It's possible to do this in thrust. One possible approach would be to create a custom sort functor that traverses the rows that are given to it (let's say the rows are identified via indices passed to the functor), and then decides the ordering of those rows.
To implement this, we can create an index array, one index per row, that we will sort. We will sort this index array based on the given data array (using the custom sort functor that orders rows).
At the end, the only thing we have sorted is the index array, but it is now in the order needed to re-arrange the rows if desired.

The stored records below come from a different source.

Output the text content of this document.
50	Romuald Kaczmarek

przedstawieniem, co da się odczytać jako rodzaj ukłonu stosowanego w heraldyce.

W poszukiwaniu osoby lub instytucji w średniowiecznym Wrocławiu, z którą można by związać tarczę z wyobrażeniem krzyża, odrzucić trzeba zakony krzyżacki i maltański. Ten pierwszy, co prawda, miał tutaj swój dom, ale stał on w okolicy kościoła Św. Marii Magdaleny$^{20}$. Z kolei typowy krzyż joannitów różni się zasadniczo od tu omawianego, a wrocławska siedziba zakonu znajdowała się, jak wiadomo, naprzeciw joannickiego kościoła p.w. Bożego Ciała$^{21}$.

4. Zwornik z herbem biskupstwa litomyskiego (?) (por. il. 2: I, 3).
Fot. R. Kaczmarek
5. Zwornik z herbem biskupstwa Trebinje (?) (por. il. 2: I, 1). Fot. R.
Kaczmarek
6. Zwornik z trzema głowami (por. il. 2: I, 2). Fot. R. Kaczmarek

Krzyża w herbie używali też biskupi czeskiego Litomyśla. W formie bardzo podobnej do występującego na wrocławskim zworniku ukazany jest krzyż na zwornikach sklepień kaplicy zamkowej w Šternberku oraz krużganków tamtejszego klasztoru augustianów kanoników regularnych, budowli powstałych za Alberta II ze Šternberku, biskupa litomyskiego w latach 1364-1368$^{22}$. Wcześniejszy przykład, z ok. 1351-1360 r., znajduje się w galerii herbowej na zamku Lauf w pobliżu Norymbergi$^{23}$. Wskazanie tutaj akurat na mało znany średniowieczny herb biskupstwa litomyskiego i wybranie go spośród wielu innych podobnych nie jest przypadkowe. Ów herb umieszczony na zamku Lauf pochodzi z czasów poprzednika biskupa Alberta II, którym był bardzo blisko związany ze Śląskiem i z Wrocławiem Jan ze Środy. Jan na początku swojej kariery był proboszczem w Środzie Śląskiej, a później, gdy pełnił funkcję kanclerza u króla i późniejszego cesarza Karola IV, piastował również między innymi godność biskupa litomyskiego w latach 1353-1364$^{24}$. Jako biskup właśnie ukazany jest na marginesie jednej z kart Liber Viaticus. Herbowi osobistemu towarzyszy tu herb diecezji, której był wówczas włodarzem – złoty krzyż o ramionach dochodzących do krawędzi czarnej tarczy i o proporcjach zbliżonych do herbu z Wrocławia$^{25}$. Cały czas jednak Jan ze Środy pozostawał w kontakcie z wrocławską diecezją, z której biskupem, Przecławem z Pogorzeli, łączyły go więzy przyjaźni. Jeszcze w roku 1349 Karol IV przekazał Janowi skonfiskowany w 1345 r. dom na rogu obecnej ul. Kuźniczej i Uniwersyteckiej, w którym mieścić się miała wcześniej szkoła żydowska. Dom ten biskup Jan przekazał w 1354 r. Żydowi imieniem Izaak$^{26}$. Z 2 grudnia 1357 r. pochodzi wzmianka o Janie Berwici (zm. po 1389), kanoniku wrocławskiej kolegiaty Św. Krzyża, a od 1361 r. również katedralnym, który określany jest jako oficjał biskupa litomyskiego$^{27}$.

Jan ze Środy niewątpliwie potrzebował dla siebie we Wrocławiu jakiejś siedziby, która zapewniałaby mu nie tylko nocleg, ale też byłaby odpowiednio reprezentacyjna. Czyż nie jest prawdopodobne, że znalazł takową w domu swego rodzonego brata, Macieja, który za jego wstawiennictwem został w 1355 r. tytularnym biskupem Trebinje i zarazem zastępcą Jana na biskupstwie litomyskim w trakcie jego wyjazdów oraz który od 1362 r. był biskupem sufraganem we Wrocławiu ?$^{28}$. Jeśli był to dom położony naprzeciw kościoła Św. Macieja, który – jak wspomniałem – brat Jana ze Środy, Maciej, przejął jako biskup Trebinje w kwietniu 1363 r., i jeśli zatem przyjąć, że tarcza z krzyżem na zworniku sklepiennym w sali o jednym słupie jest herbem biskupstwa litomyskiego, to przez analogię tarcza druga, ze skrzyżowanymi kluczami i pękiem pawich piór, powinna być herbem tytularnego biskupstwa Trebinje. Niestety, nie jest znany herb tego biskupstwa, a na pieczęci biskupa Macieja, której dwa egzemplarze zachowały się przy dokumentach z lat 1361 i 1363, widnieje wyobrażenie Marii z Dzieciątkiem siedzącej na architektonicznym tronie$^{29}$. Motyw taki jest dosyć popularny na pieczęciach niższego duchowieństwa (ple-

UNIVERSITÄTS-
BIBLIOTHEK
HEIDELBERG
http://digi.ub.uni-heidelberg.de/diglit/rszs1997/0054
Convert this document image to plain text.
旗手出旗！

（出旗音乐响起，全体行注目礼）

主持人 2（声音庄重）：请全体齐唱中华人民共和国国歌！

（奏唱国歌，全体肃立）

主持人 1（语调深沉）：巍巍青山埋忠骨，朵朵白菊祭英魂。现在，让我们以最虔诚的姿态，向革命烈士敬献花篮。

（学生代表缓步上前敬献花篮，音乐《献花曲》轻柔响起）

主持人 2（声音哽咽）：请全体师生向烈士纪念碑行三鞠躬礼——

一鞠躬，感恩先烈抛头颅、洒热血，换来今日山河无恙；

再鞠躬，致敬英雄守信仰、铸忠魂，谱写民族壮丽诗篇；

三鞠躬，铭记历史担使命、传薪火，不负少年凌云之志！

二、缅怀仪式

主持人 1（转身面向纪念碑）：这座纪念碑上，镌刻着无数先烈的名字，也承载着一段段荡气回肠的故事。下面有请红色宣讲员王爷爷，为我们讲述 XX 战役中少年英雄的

Here's a fully worked example:
$ cat t631.cu
#include <iostream>
#include <thrust/device_vector.h>
#include <thrust/host_vector.h>
#include <thrust/sort.h>
#include <thrust/sequence.h>
#include <thrust/copy.h>
#define DWIDTH 10
typedef int mytype;
struct my_sort_functor
{
int my_width;
mytype *my_data;
my_sort_functor(int _my_width, mytype * _my_data): my_width(_my_width), my_data(_my_data) {};
__host__ __device__
bool operator()(const int idx1, const int idx2) const
{
bool flip = false;
for (int col_idx = 0; col_idx < my_width; col_idx++){
mytype d1 = my_data[(idx1*my_width)+col_idx];
mytype d2 = my_data[(idx2*my_width)+col_idx];
if (d1 > d2) break;
if (d1 < d2) {flip = true; break;}
}
return flip;
}
};
int main(){
mytype data[] = {
3, 2, 2, 3, 2, 2, 3, 3, 3, 3,
3, 3, 2, 2, 2, 2, 3, 3, 2, 2,
3, 2, 2, 3, 2, 2, 3, 3, 3, 2,
2, 2, 2, 2, 2, 2, 2, 2, 2, 2,
3, 2, 2, 2, 2, 2, 3, 2, 2, 2,
2, 2, 2, 2, 2, 2, 2, 2, 2, 2,
3, 3, 2, 3, 2, 2, 3, 3, 2, 3,
3, 3, 2, 2, 2, 2, 3, 3, 3, 3,
3, 2, 2, 3, 2, 2, 3, 3, 2, 3,
3, 3, 2, 3, 2, 2, 3, 3, 3, 3 };
int cols = DWIDTH;
int dsize = sizeof(data)/sizeof(mytype);
int rows = dsize/cols;
thrust::host_vector<mytype> h_data(data, data+dsize);
thrust::device_vector<mytype> d_data = h_data;
thrust::device_vector<int> idxs(rows);
thrust::sequence(idxs.begin(), idxs.end());
thrust::sort(idxs.begin(), idxs.end(), my_sort_functor(cols, thrust::raw_pointer_cast(d_data.data())));
thrust::host_vector<int> h_idxs = idxs;
for (int i = 0; i<rows; i++){
thrust::copy(h_data.begin()+h_idxs[i]*cols, h_data.begin()+(h_idxs[i]+1)*cols, std::ostream_iterator<mytype>(std::cout, ", "));
std::cout << std::endl;}
return 0;
}
$ nvcc -o t631 t631.cu
$ ./t631
2, 2, 2, 2, 2, 2, 2, 2, 2, 2,
2, 2, 2, 2, 2, 2, 2, 2, 2, 2,
3, 2, 2, 2, 2, 2, 3, 2, 2, 2,
3, 2, 2, 3, 2, 2, 3, 3, 2, 3,
3, 2, 2, 3, 2, 2, 3, 3, 3, 2,
3, 2, 2, 3, 2, 2, 3, 3, 3, 3,
3, 3, 2, 2, 2, 2, 3, 3, 2, 2,
3, 3, 2, 2, 2, 2, 3, 3, 3, 3,
3, 3, 2, 3, 2, 2, 3, 3, 2, 3,
3, 3, 2, 3, 2, 2, 3, 3, 3, 3,
$
I'm pretty sure this would be significantly more efficient if the data could be delivered in transposed form, and rearrange the code to sort columns instead of rows (i.e. sort the index vector based on columns in the data array, rather than rows). This would be more efficient for the underlying data access that would be driven by the sort functor.
I've omitted the step that actually moves the rows to their new positions, but hopefully this should be straightforward. The general methodology is hinted at in the method to output the result, although it can be done with a single thrust call if desired.